To generate an attenuated strain of P. aeruginosa for production of alginate, the following virulence factor genes were sequentially deleted from the chromosome of the wild-type strain PAO1: toxA, plcH, phzM, wapR, and aroA. toxA encodes the secreted toxin Exotoxin A, which inhibits protein synthesis in the host by deactivating elongation factor 2 (EF-2). plcH encodes the secreted toxin hemolytic phospholipase C, which acts as a surfactant and damages host cell membranes. phzM encodes phenazine-specific methyltransferase, an enzyme required for the production of the redox active, pro-inflammatory, blue-green secreted pigment, pyocyanin. wapR encodes a rhamnosyltransferase involved in synthesizing O-antigen, a component of lipopolysaccharide (LPS) of the outer membrane of the organism. aroA encodes 3-phosphoshikimate 1-carboxyvinyltransferase, which is required intracellularly for aromatic amino acid synthesis. Deletion of aroA from the P. aeruginosa genome has previously been shown to attenuate the pathogen. Each gene was successfully deleted using a homologous recombination strategy with the pEX100T-Not1 plasmid. The in-frame, marker-less deletion of these five gene sequences was verified by Sanger sequencing and by whole genome resequencing (FIG. 1 and FIG. 8). This engineered strain was designated as PGN5. The whole genome sequence of PGN5 has been deposited to NCBI Genbank with an accession number of CP032541. All five in-frame gene deletions were detected and validated to be the deletion as designed using PCR (FIG. 7).

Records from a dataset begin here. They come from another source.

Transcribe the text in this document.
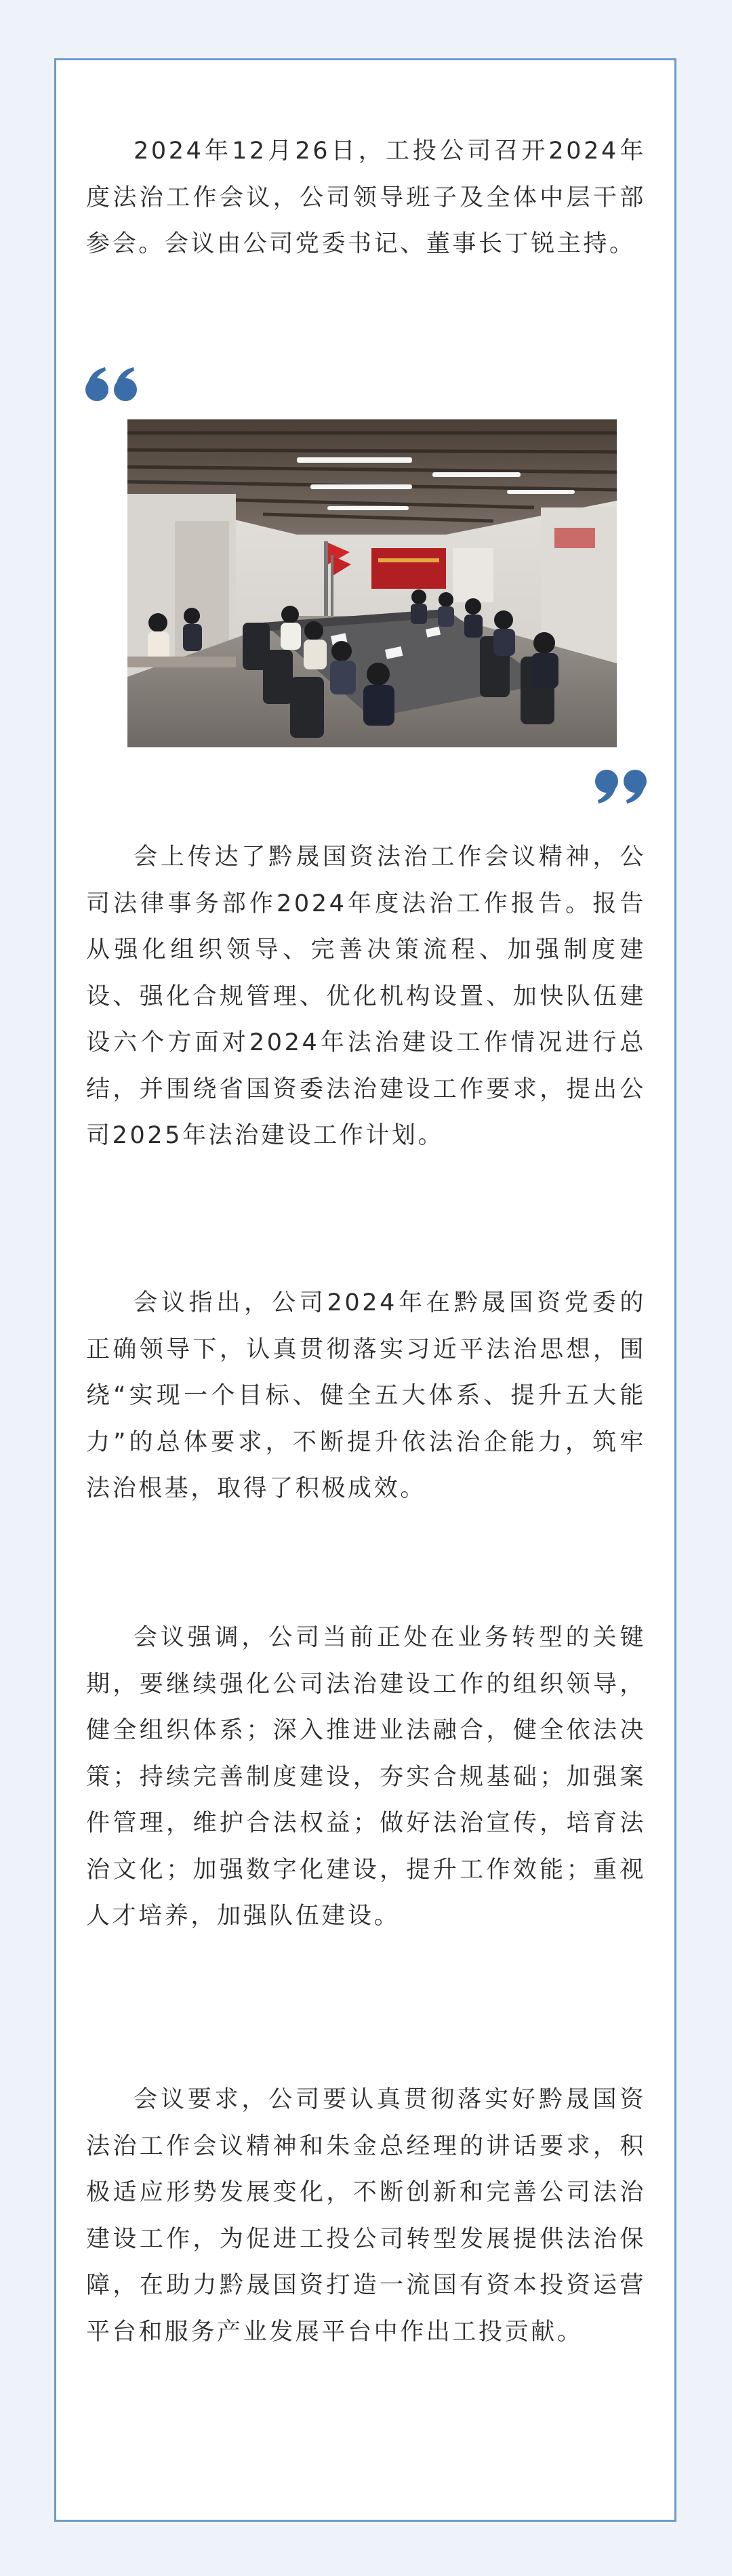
2024年12月26日，工投公司召开2024年度法治工作会议，公司领导班子及全体中层干部参会。会议由公司党委书记、董事长丁锐主持。

会上传达了黔晟国资法治工作会议精神，公司法律事务部作2024年度法治工作报告。报告从强化组织领导、完善决策流程、加强制度建设、强化合规管理、优化机构设置、加快队伍建设六个方面对2024年法治建设工作情况进行总结，并围绕省国资委法治建设工作要求，提出公司2025年法治建设工作计划。

会议指出，公司2024年在黔晟国资党委的正确领导下，认真贯彻落实习近平法治思想，围绕“实现一个目标、健全五大体系、提升五大能力”的总体要求，不断提升依法治企能力，筑牢法治根基，取得了积极成效。

会议强调，公司当前正处在业务转型的关键期，要继续强化公司法治建设工作的组织领导，健全组织体系；深入推进业法融合，健全依法决策；持续完善制度建设，夯实合规基础；加强案件管理，维护合法权益；做好法治宣传，培育法治文化；加强数字化建设，提升工作效能；重视人才培养，加强队伍建设。

会议要求，公司要认真贯彻落实好黔晟国资法治工作会议精神和朱金总经理的讲话要求，积极适应形势发展变化，不断创新和完善公司法治建设工作，为促进工投公司转型发展提供法治保障，在助力黔晟国资打造一流国有资本投资运营平台和服务产业发展平台中作出工投贡献。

To verify gene deletion and attenuation of the PGN5 strain, the presence of the products of the deleted genes was measured and was either undetectable, or significantly reduced in the PGN5 strain. To test for the toxA gene deletion in PGN5, a Western blot analysis was performed for the presence of Exotoxin A in the culture medium. Exotoxin A secretion was detected in wild-type PAO1 control, but not in the PGN5 strain (FIG. 2A). To confirm the loss of plcH, hemolysis was assessed on blood agar. The hemolytic assay was carried out by streaking PAO1, PGN5, P. aeruginosa mucoid strain VE2, and a negative control, Escherichia coli strain BL21 on blood agar plates. A clear zone was observed surrounding PAO1 and VE2 cell growth, indicating complete (β-) hemolysis (FIG. 2B). In contrast, the blood agar remained red and opaque surrounding PGN5 and BL21 growth, indicating negligible or no hemolytic activity in these strains (FIG. 2B). To assess for deletion of phzM, the amount of pyocyanin secreted by PAO1 and PGN5 was extracted and measured. The amount of pyocyanin detected was significantly reduced in PGN5 (FIG. 2C). In fact, the difference in pigment production between PAO1 and PGN5 was immediately apparent on agar plates (FIG. 3A-3B). To test for wapR gene deletion, an LPS extraction was performed, followed by silver-stained SDS-PAGE and Western blot on the following strains: PAO1, PGN4 (PGN5 without aroA deletion), VE2, and PAO1_wbpL, which serves as a negative control due to a deletion in the O-antigen ligase gene, and thus produces no O-antigen. The presence of O-antigen was detected in PGN4, but the level of LPS banding was significantly reduced compared to the LPS banding profile observed in PAO1 and VE2 (FIG. 2D). Lastly, to test for aroA deletion, ELISA was performed to detect the presence of 3-phosphoshikimate 1-carboxyvinyltransferase in cell lysates prepared from PAO1 and PGN5. The ELISA results showed that the amount of 3-phosphoshikimate 1-carboxyvinyltransferase was significantly reduced in PGN5, compared to that in PAO1 (FIG. 2E). Additionally, the deletion of aroA resulted in slower growth in the PGN5 strain, a growth defect that was restored with the addition of 1 mg/mL of aromatic amino acids (W, Y, F) to the culture medium (data not shown).